Putin meluncurkan operasi militer khusus dengan tujuan untuk melindungi penutur bahasa Rusia yang tinggal di Ukraina. Sementara, Ukraina dan Barat telah menolak pernyataan Rusia yang dinilai hanya sebagai dalih atau pembenaran untuk mengobarkan perang dan merebut sebagian besar wilayah Ukraina.

Pada Kamis (7/7/2022) Putin mengatakan, Moskow masih terbuka untuk pembicaraan damai dengan Ukraina. Namun menurut Putin prospek negosiasi akan semakin redup jika konflik terus berlarut-larut.
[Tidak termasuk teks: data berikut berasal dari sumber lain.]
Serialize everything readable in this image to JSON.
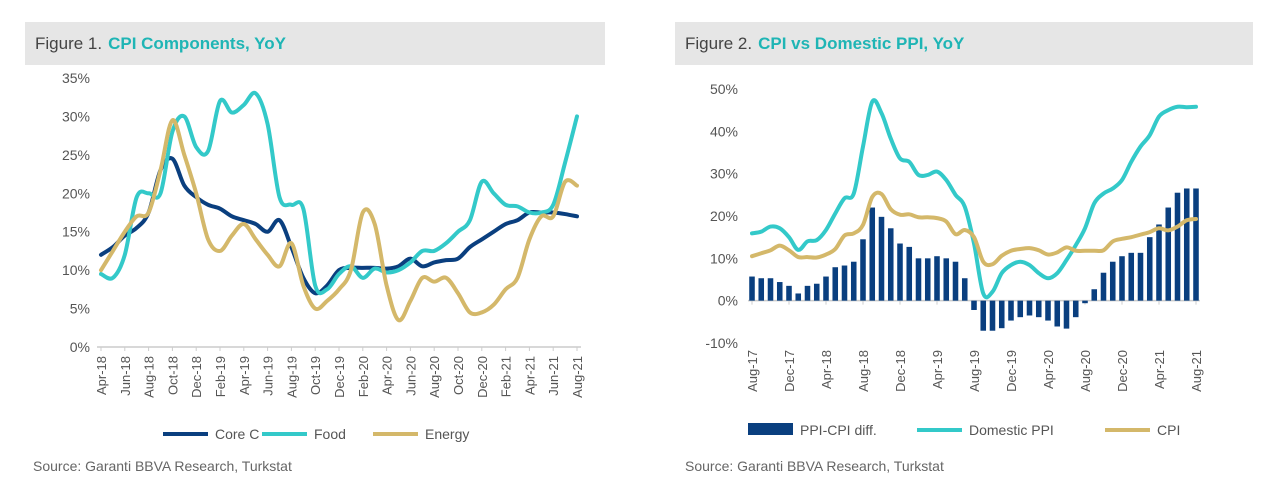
{
  "colors": {
    "navy": "#0a3f7f",
    "teal": "#33c9c9",
    "gold": "#d4b86a"
  },
  "figure1": {
    "label": "Figure 1.",
    "title": "CPI Components, YoY",
    "source": "Source: Garanti BBVA Research, Turkstat"
  },
  "figure2": {
    "label": "Figure 2.",
    "title": "CPI vs Domestic PPI, YoY",
    "source": "Source: Garanti BBVA Research, Turkstat"
  },
  "chart_data": [
    {
      "type": "line",
      "title": "CPI Components, YoY",
      "x_start": "Apr-18",
      "x_end": "Aug-21",
      "frequency": "monthly",
      "tick_labels": [
        "Apr-18",
        "Jun-18",
        "Aug-18",
        "Oct-18",
        "Dec-18",
        "Feb-19",
        "Apr-19",
        "Jun-19",
        "Aug-19",
        "Oct-19",
        "Dec-19",
        "Feb-20",
        "Apr-20",
        "Jun-20",
        "Aug-20",
        "Oct-20",
        "Dec-20",
        "Feb-21",
        "Apr-21",
        "Jun-21",
        "Aug-21"
      ],
      "yticks": [
        "0%",
        "5%",
        "10%",
        "15%",
        "20%",
        "25%",
        "30%",
        "35%"
      ],
      "ylim": [
        0,
        35
      ],
      "grid": false,
      "legend": "bottom",
      "series": [
        {
          "name": "Core C",
          "color": "#0a3f7f",
          "values": [
            12,
            13,
            14.5,
            15.5,
            17.5,
            23,
            24.5,
            21,
            19.5,
            18.5,
            18,
            17,
            16.5,
            16,
            15,
            16.5,
            13,
            9,
            7,
            8,
            10,
            10.3,
            10.3,
            10.3,
            10.2,
            10.5,
            11.5,
            10.5,
            11,
            11.3,
            11.5,
            13,
            14,
            15,
            16,
            16.5,
            17.5,
            17.5,
            17.5,
            17.3,
            17
          ]
        },
        {
          "name": "Food",
          "color": "#33c9c9",
          "values": [
            9.5,
            9,
            12,
            19.5,
            20,
            20,
            28,
            30,
            26,
            25.5,
            32,
            30.5,
            31.5,
            33,
            29,
            19.5,
            18.5,
            18,
            8,
            7.5,
            9.5,
            10.5,
            9,
            10.2,
            9.7,
            10,
            11,
            12.5,
            12.5,
            13.5,
            15,
            16.5,
            21.5,
            20,
            18.5,
            18.3,
            17.5,
            17.5,
            18.5,
            24,
            30
          ]
        },
        {
          "name": "Energy",
          "color": "#d4b86a",
          "values": [
            10,
            12.5,
            15,
            17,
            17.5,
            23,
            29.5,
            25,
            20,
            14,
            12.5,
            14.5,
            16,
            14,
            12,
            10.5,
            13.5,
            8,
            5,
            6,
            7.5,
            10,
            17.5,
            16,
            8,
            3.5,
            6,
            9,
            8.5,
            9,
            7,
            4.5,
            4.5,
            5.5,
            7.5,
            9,
            14,
            17,
            17,
            21.5,
            21
          ]
        }
      ]
    },
    {
      "type": "bar+line",
      "title": "CPI vs Domestic PPI, YoY",
      "x_start": "Aug-17",
      "x_end": "Aug-21",
      "frequency": "monthly",
      "tick_labels": [
        "Aug-17",
        "Dec-17",
        "Apr-18",
        "Aug-18",
        "Dec-18",
        "Apr-19",
        "Aug-19",
        "Dec-19",
        "Apr-20",
        "Aug-20",
        "Dec-20",
        "Apr-21",
        "Aug-21"
      ],
      "yticks": [
        "-10%",
        "0%",
        "10%",
        "20%",
        "30%",
        "40%",
        "50%"
      ],
      "ylim": [
        -10,
        50
      ],
      "grid": false,
      "legend": "bottom",
      "series": [
        {
          "name": "PPI-CPI diff.",
          "type": "bar",
          "color": "#0a3f7f",
          "values": [
            5.7,
            5.3,
            5.3,
            4.4,
            3.5,
            1.7,
            3.5,
            4,
            5.7,
            7.9,
            8.3,
            9.2,
            14.5,
            22,
            19.8,
            17.1,
            13.5,
            12.7,
            10,
            10,
            10.5,
            10,
            9.2,
            5.3,
            -2.2,
            -7.1,
            -7.1,
            -6.5,
            -4.7,
            -3.9,
            -3.5,
            -3.9,
            -4.7,
            -6.1,
            -6.6,
            -3.9,
            -0.6,
            2.7,
            6.6,
            9.2,
            10.5,
            11.3,
            11.3,
            15,
            18,
            22,
            25.5,
            26.5,
            26.5
          ]
        },
        {
          "name": "Domestic PPI",
          "type": "line",
          "color": "#33c9c9",
          "values": [
            15.9,
            16.3,
            17.5,
            17.1,
            15,
            12,
            14,
            14.3,
            16.7,
            20.6,
            24.2,
            25.3,
            36.4,
            47,
            44.3,
            38.3,
            33.6,
            32.8,
            29.7,
            29.7,
            30.5,
            28.5,
            25,
            22.2,
            13.5,
            1.7,
            2.1,
            6.5,
            8.4,
            9.2,
            8.4,
            6.5,
            5.3,
            6.5,
            9.6,
            13.1,
            17.1,
            23,
            25.3,
            26.5,
            28.5,
            32.8,
            36.4,
            39.1,
            43.5,
            45,
            45.8,
            45.7,
            45.8
          ]
        },
        {
          "name": "CPI",
          "type": "line",
          "color": "#d4b86a",
          "values": [
            10.5,
            11.2,
            11.9,
            13,
            11.9,
            10.3,
            10.3,
            10.2,
            10.9,
            12.2,
            15.4,
            15.9,
            17.9,
            24.5,
            25.2,
            21.6,
            20.3,
            20.4,
            19.7,
            19.7,
            19.5,
            18.7,
            15.7,
            16.7,
            15,
            9.2,
            8.6,
            10.6,
            11.8,
            12.2,
            12.4,
            11.9,
            10.9,
            11.4,
            12.6,
            11.8,
            11.8,
            11.8,
            11.9,
            14,
            14.6,
            15,
            15.6,
            16.2,
            17.1,
            16.6,
            17.5,
            19,
            19.3
          ]
        }
      ]
    }
  ]
}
"Kami tidak menolak pembicaraan damai. Tetapi mereka yang menolaknya harus tahu bahwa semakin jauh (konflik berjalan), maka semakin sulit bagi mereka untuk bernegosiasi dengan kami," ujar Putin.

Rusia menuduh Barat mengobarkan perang proksi untuk melawannya dengan menjatuhkan sanksi yang memukul ekonomi Moskow. Termasuk meningkatkan pasokan senjata canggih ke Ukraina. Putin mengatakan, Rusia belum mengerahkan seluruh kekuatannya dalam operasi militer khusus di Ukraina.

"Semua orang harus tahu bahwa, pada umumnya, kami belum memulai apa pun dengan sungguh-sungguh," ujar Putin.

Putin menuduh Barat melakukan agresi selama puluhan tahun terhadap Moskow. Dia memperingatkan, Barat boleh saja mencoba mengalahkan Rusia di medan perang, tetapi ini akan membawa tragedi bagi Ukraina.

"Kami telah mendengar berkali-kali bahwa Barat ingin melawan kami. Ini adalah tragedi bagi rakyat Ukraina, tetapi tampaknya semuanya menuju ke arah ini," kata Putin dalam pidato yang disiarkan televisi kepada para pemimpin parlemen.  



Putin mengatakan, upaya Barat untuk menahan Rusia telah gagal. Putin mengakui bahwa, sanksi Barat yang dijatuhkan kepada Moskow telah menyebabkan kesulitan tetapi tidak dalam skala besar.

Politisi Moskow, Sergei Mironov dari Partai A Just Russia, mendorong Putin mendirikan sebuah badan khusus untuk memfasilitasi integrasi dengan wilayah Ukraina yang telah diduduki oleh Moskow. Putin mengatakan, gagasan itu akan dibahas lebih lanjut.  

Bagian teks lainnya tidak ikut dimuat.